The general view from the back of a Combi

Chicha morada

My first aldea meal! (rice, beans, fried egg, onions)

Saturday 7 September 2013

First week of activities and Huanchaco

This week was our first week of scheduled activities so we were a bit scared about how it would go! Monday was group 1 with the youngest kids aged around 5-10. We weren't sure whether we'd have tantrums or what but thankfully the colouring in sheets went down a treat, which really we should have expected since they'd been asking for "dibujos, dibujos" pretty much every day since we'd arrived. Tuesday with group 2 (10-12) and Wednesday with group 3 (13-15) went surprisingly well with drawings for them too. Then Friday came, we still didn't have a clue what we were meant to do with kids our age so we brought paper and instructions to make paper planes along with games like checkers and bingo.

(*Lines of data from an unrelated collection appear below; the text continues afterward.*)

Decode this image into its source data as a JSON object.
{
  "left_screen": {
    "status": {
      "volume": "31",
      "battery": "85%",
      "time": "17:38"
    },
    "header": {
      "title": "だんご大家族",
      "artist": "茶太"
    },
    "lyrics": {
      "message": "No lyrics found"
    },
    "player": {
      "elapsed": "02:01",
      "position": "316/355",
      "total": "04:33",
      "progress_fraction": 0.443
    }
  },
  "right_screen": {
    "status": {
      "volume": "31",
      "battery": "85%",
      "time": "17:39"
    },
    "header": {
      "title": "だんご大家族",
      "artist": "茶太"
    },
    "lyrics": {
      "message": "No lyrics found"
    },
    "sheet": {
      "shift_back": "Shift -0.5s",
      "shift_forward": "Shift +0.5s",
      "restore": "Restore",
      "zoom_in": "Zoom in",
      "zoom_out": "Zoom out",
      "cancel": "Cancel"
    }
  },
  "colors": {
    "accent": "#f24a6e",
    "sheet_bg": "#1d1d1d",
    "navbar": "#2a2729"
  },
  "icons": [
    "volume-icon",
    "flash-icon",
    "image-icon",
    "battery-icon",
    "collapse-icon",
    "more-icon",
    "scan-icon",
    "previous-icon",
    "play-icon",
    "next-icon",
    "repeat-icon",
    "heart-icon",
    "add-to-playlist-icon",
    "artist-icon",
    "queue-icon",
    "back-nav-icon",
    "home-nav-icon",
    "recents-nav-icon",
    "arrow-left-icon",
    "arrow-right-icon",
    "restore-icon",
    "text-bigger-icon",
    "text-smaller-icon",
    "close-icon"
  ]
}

None of the older kids came haha so that was a bit of a disapointment but some variously aged children did come instead so we played a couple of games of bingo.

On Tuesday I went to the hospital with Fabricio. Fabricio is this adorable little 3 year old boy in casa 5 but since he has brain problems he can't speak or walk. I wasn't really sure what I'd be doing but I just kind of helped with taking him places and picking him up since he's so heavy! Tia Marta also told me that he'll be going to a home in Cajamarca for children with special needs at some point in the near future. I'm so sad he's going, especially since this is only the start of our year and he's such a sweet boy. I saw him laugh and smile for the first time that day and it was so wonderful, the tias and children don't have time to spend time with him on his own to help him develop so the home in Cajamarca will be really beneficial for him.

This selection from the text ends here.